DIAMO UN CALCIO A QUESTO CALCIO” è il titolo del dibattito con cui si è conclusa la terza giornata dei Mondiali Antirazzisti Uisp, in corso di svolgimento a Castelfranco Emilia (Mo) sino a domani in collaborazione con Assocalciatori. All’incontro hanno partecipato Damiano Tommasi (presidente Assocalciatori), Renzo Ulivieri (presidente Assoallenatori), Matteo Marani (direttore Guerin Sportivo), Luca di Bartolomei (responsabile sport per il Pd), Vincenzo Monaco (presidente UISP), Cecyle Kyenge (europarlamentare), Massimo Paganin (ex calciatore) e Carlo Paris (direttore Raisport) in qualità di moderatore.
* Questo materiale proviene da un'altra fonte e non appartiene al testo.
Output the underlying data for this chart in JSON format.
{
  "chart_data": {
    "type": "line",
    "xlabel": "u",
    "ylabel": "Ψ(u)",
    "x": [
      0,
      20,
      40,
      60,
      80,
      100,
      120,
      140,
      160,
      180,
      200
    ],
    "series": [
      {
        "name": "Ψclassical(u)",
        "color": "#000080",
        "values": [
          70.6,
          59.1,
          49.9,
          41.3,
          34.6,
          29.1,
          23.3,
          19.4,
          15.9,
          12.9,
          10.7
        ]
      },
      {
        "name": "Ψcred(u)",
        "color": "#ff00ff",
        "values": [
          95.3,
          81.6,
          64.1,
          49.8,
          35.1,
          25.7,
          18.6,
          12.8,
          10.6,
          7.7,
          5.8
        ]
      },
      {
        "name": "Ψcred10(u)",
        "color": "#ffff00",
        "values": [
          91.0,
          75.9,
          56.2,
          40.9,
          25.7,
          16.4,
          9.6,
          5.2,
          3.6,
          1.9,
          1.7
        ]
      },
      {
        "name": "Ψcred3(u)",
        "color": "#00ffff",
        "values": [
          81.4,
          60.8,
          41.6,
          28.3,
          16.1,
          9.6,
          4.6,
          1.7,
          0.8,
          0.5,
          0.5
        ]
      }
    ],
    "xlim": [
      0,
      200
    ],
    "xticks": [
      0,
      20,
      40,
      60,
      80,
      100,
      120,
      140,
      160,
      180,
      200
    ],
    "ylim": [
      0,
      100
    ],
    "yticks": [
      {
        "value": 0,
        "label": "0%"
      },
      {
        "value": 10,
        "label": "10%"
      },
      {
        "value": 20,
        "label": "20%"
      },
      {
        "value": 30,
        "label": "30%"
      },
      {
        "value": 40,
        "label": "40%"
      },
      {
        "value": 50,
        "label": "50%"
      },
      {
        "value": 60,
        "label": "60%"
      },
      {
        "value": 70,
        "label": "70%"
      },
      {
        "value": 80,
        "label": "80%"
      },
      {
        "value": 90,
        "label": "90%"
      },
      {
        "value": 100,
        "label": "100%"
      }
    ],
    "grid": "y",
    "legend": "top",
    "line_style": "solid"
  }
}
Paris sottolinea la differenza tra il calcio degli anni ottanta e questo calcio; dice: «Uno dei problemi che crea disaffezione oggi, sono le enormi distanze tra il pubblico e i protagonisti, ricordo che il calcio degli anni ottanta aveva meno barriere rispetto ad oggi e per il pubblico era più facile stabilire un contatto coi calciatori e con le squadre. Anche per noi addetti ai lavori ora è più difficile stabilire un contatto coi giocatori e queste enormi barriere non fanno altro che creare un distacco. Il calcio non è più amato come lo era allora».
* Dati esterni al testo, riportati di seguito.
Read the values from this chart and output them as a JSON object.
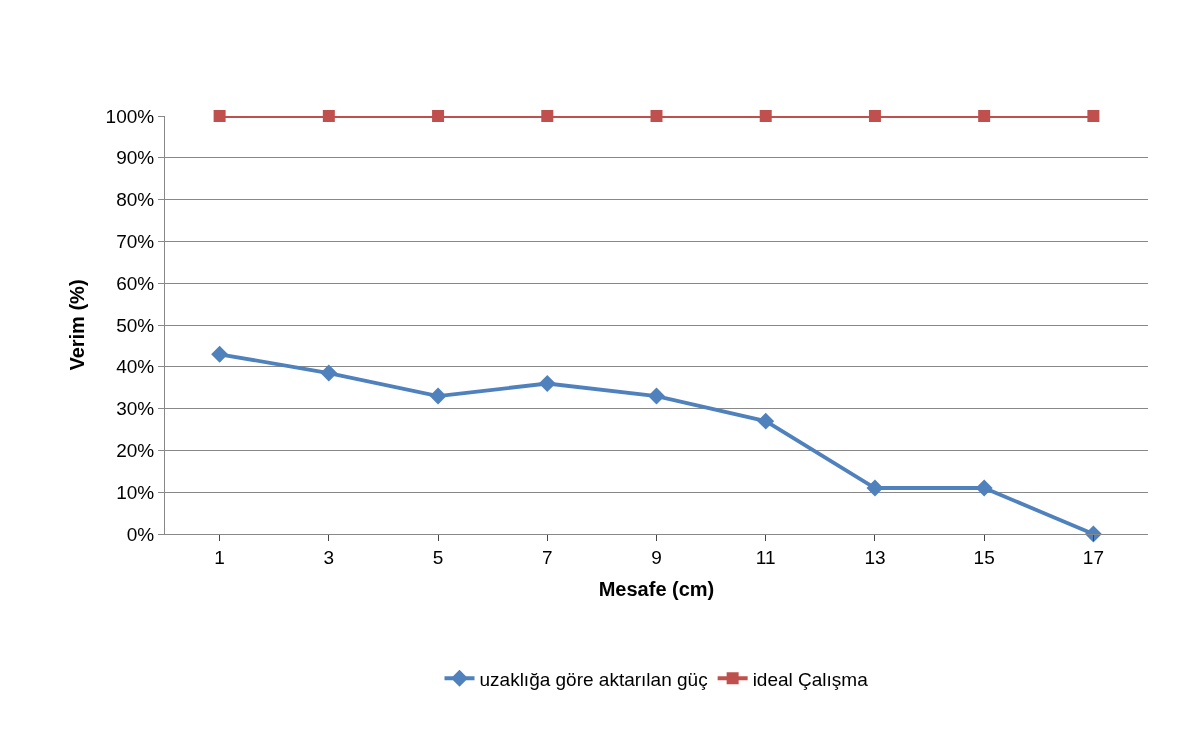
{
  "chart_data": {
    "type": "line",
    "xlabel": "Mesafe (cm)",
    "ylabel": "Verim (%)",
    "x": [
      1,
      3,
      5,
      7,
      9,
      11,
      13,
      15,
      17
    ],
    "xlim": [
      0,
      18
    ],
    "xticks": [
      1,
      3,
      5,
      7,
      9,
      11,
      13,
      15,
      17
    ],
    "series": [
      {
        "name": "uzaklığa göre aktarılan güç",
        "color": "#4f81bd",
        "marker": "diamond",
        "values": [
          43,
          38.5,
          33,
          36,
          33,
          27,
          11,
          11,
          0
        ]
      },
      {
        "name": "ideal Çalışma",
        "color": "#c0504d",
        "marker": "square",
        "values": [
          100,
          100,
          100,
          100,
          100,
          100,
          100,
          100,
          100
        ]
      }
    ],
    "ylim": [
      0,
      100
    ],
    "yticks": [
      {
        "value": 0,
        "label": "0%"
      },
      {
        "value": 10,
        "label": "10%"
      },
      {
        "value": 20,
        "label": "20%"
      },
      {
        "value": 30,
        "label": "30%"
      },
      {
        "value": 40,
        "label": "40%"
      },
      {
        "value": 50,
        "label": "50%"
      },
      {
        "value": 60,
        "label": "60%"
      },
      {
        "value": 70,
        "label": "70%"
      },
      {
        "value": 80,
        "label": "80%"
      },
      {
        "value": 90,
        "label": "90%"
      },
      {
        "value": 100,
        "label": "100%"
      }
    ],
    "grid": "y",
    "legend": "bottom",
    "line_style": "solid"
  }
}
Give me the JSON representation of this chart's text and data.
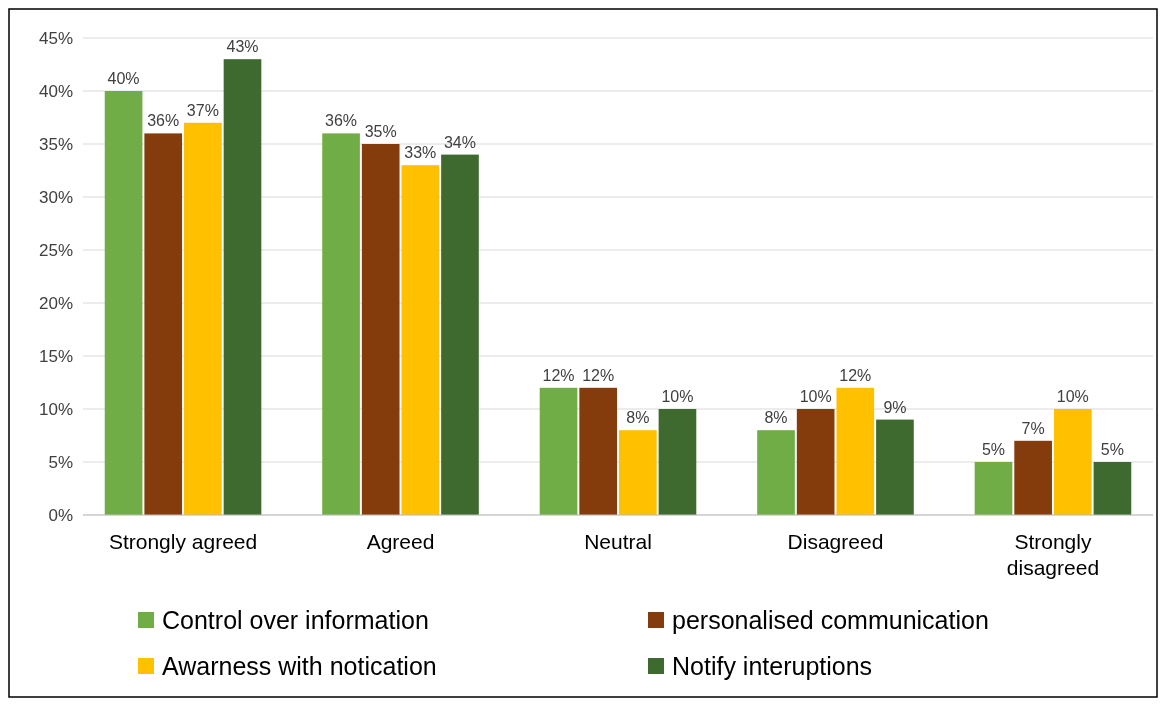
{
  "chart_data": {
    "type": "bar",
    "categories": [
      "Strongly agreed",
      "Agreed",
      "Neutral",
      "Disagreed",
      "Strongly disagreed"
    ],
    "series": [
      {
        "name": "Control over information",
        "color": "#70ad47",
        "values": [
          40,
          36,
          12,
          8,
          5
        ],
        "value_labels": [
          "40%",
          "36%",
          "12%",
          "8%",
          "5%"
        ]
      },
      {
        "name": "personalised communication",
        "color": "#843c0c",
        "values": [
          36,
          35,
          12,
          10,
          7
        ],
        "value_labels": [
          "36%",
          "35%",
          "12%",
          "10%",
          "7%"
        ]
      },
      {
        "name": "Awarness with notication",
        "color": "#ffc000",
        "values": [
          37,
          33,
          8,
          12,
          10
        ],
        "value_labels": [
          "37%",
          "33%",
          "8%",
          "12%",
          "10%"
        ]
      },
      {
        "name": "Notify interuptions",
        "color": "#3f6a2f",
        "values": [
          43,
          34,
          10,
          9,
          5
        ],
        "value_labels": [
          "43%",
          "34%",
          "10%",
          "9%",
          "5%"
        ]
      }
    ],
    "ylim": [
      0,
      45
    ],
    "yticks": [
      {
        "value": 0,
        "label": "0%"
      },
      {
        "value": 5,
        "label": "5%"
      },
      {
        "value": 10,
        "label": "10%"
      },
      {
        "value": 15,
        "label": "15%"
      },
      {
        "value": 20,
        "label": "20%"
      },
      {
        "value": 25,
        "label": "25%"
      },
      {
        "value": 30,
        "label": "30%"
      },
      {
        "value": 35,
        "label": "35%"
      },
      {
        "value": 40,
        "label": "40%"
      },
      {
        "value": 45,
        "label": "45%"
      }
    ],
    "grid": "y",
    "legend": "bottom"
  }
}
Massimo Paganin accenna a quanto sia importante preparare i ragazzi che vogliono intraprendere la carriera di calciatore: «spesso vediamo ragazzi di soli vent’anni calcare palcoscenici importanti con guadagni molto elevati ma sono pur sempre ragazzi che si ritrovano catapultati in una realtà cui non sono preparati e quindi rischiano di non reggere le pressioni. Ritengo che sia necessario prepararli». Matteo Marani: «chi come me vive di calcio e lavora a stretto contatto con l’ambiente è in un certo senso obbligato a seguire molte partite di molti campionati. Nel calcio attuale comincio il venerdì col primo anticipo di serie B, il sabato guardo diretta gol di B alle 15 poi alle 18 il primo anticipo di serie A sono ormai le 20.00, alle 20.45 c’è l’altro anticipo di A, poi la domenica a mezzogiorno hanno introdotto un altro anticipo così arriviamo alle 14.30, alle 15 diretta gol di serie A, ultimamente è stata inserita un’altra partita alle 18 di domenica per chiudere col posticipo delle 20.45. Il lunedì un altro posticipo e poi martedì e mercoledì la Champions il giovedì l’Europa league fino ad arrivare di nuovo al venerdì. Questo praticamente preclude una vita sociale ed è così anche per i semplici appassionati che oggi per seguire il calcio rischiano di non staccarsi mai dalla tv. Quando le partite si guardavano principalmente allo stadio, il retropassaggio al portiere faceva parte di una dinamica di gioco, al tifoso non infastidiva o comunque non annoiava più di tanto, in ogni caso non potevano cambiare canale; per le tv quella regola andava modificata perché comportava un alto rischio di cambio canale. Questo per farvi capire come cambia lo sport dal momento in cui diventa televisivo. Non sono contrario al calcio in tv, sono contrario a questo tipo di calcio in tv perché è orientato a tenere incollate le persone allo schermo togliendo spazio alla vita sociale. In Premier league, dove gli introiti sono già di gran lunga superiori e con le nuove riforme si apprestano a triplicare, non hanno bisogno di tutto ciò. In Italia avremmo bisogno di nuovi dirigenti, più giovani».

Molto belle le parole di Ulivieri che rimarca il concetto di Marani «Il calcio e lo sport in sé non hanno valori, i valori ce li mettiamo noi, la passione, il sudore, l’attaccamento alla maglia, la sportività, i valori li creiamo noi e non il calcio. La domenica a mezzogiorno è un momento in cui le famiglie dovrebbero riunirsi e stare insieme, sedersi a tavola, mangiare. Quella partita in particolare va eliminata, io non la guardo. Tavecchio non l’abbiamo eletto noi ma la parte potente del calcio, quella parte del calcio che a noi non piace, l’hanno eletto le persone del calcio televisivo».

Chiude il dibattito la Kyenge che sottolinea l’importanza e la necessità di una cultura sportiva, in particolare nel calcio «ll calcio femminile sta diventando una realtà importante anche in Italia ma purtroppo lo spettatore non riesce ad evitare il paragone col calcio maschile. Quando il pubblico guarda una partita di volley femminile sa esattamente che assisterà ad uno spettacolo diverso rispetto ad una partita di volley maschile, nel calcio questo non esiste, c’è sempre la tendenza al paragone e questo non fa bene al calcio femminile».